Ethanol, Other Energy Subsidies

On the chopping block would be subsidies for ethanol and many other alternative energy, oil and gas industry, and nuclear energy subsidies. The coalition also recommends cuts to poorly conceived road projects, U.S. Army Corps of Engineers water projects, and government support for crop insurance and flood insurance.

Heartland Institute Vice President Eli Lehrer, whose area of expertise is insurance, says crop insurance encourages the tilling of marginal lands that would be better left in their natural state. The National Flood Insurance Program is $18 billion in debt and encourages development in areas at high risk of flooding, resulting in worse damage when flooding occurs, he says. Many high-risk flood areas also are environmentally sensitive, another reason government should not subsidize development in those areas.

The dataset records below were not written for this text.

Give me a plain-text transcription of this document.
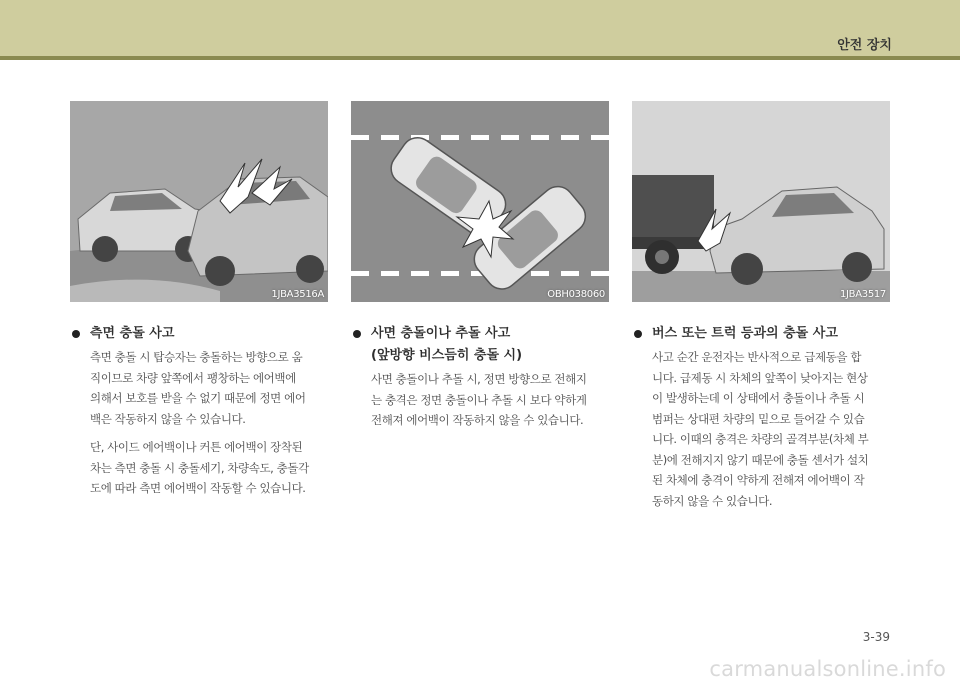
안전 장치
1JBA3516A	OBH038060	1JBA3517
측면 충돌 사고
측면 충돌 시 탑승자는 충돌하는 방향으로 움
직이므로 차량 앞쪽에서 팽창하는 에어백에
의해서 보호를 받을 수 없기 때문에 정면 에어
백은 작동하지 않을 수 있습니다.
단, 사이드 에어백이나 커튼 에어백이 장착된
차는 측면 충돌 시 충돌세기, 차량속도, 충돌각
도에 따라 측면 에어백이 작동할 수 있습니다.
사면 충돌이나 추돌 사고
(앞방향 비스듬히 충돌 시)
사면 충돌이나 추돌 시, 정면 방향으로 전해지
는 충격은 정면 충돌이나 추돌 시 보다 약하게
전해져 에어백이 작동하지 않을 수 있습니다.
버스 또는 트럭 등과의 충돌 사고
사고 순간 운전자는 반사적으로 급제동을 합
니다. 급제동 시 차체의 앞쪽이 낮아지는 현상
이 발생하는데 이 상태에서 충돌이나 추돌 시
범퍼는 상대편 차량의 밑으로 들어갈 수 있습
니다. 이때의 충격은 차량의 골격부분(차체 부
분)에 전해지지 않기 때문에 충돌 센서가 설치
된 차체에 충격이 약하게 전해져 에어백이 작
동하지 않을 수 있습니다.
3-39
carmanualsonline.info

The Green Scissors coalition announced their recommendation at a press conference Aug. 24 in Chicago. On hand to lend support was Rep. Earl Blumenauer (D-OR), who said, “The 2011 Green Scissors Report is a reminder that it’s time for Congress to have a serious, rational discussion about cutting the budget.”

‘Good Place to Start’

On the other side of the political aisle is Rep. Tom Petri (R-WI), who said, “The Green Scissors report is full of recommendations that will help us be good stewards of the environment while also being good stewards of taxpayer dollars. While we won’t all agree on every proposed cut, the report’s recommendations are a good place to start as we look for ways to put our nation on a more sustainable fiscal path.”

“We can go a long way toward solving our nation’s budget problems by cutting spending that harms the environment, and this report provides the Super Committee with a road map,” said Friends of the Earth climate and energy tax analyst Ben Schreiber. The Super Committee is made up of 12 members of Congress who in November are supposed to recommend $1.2 trillion of spending cuts over 10 years.

“At a time of great polarization, Super Committee members can and should find common ground by ending wasteful polluter giveaways,” he said.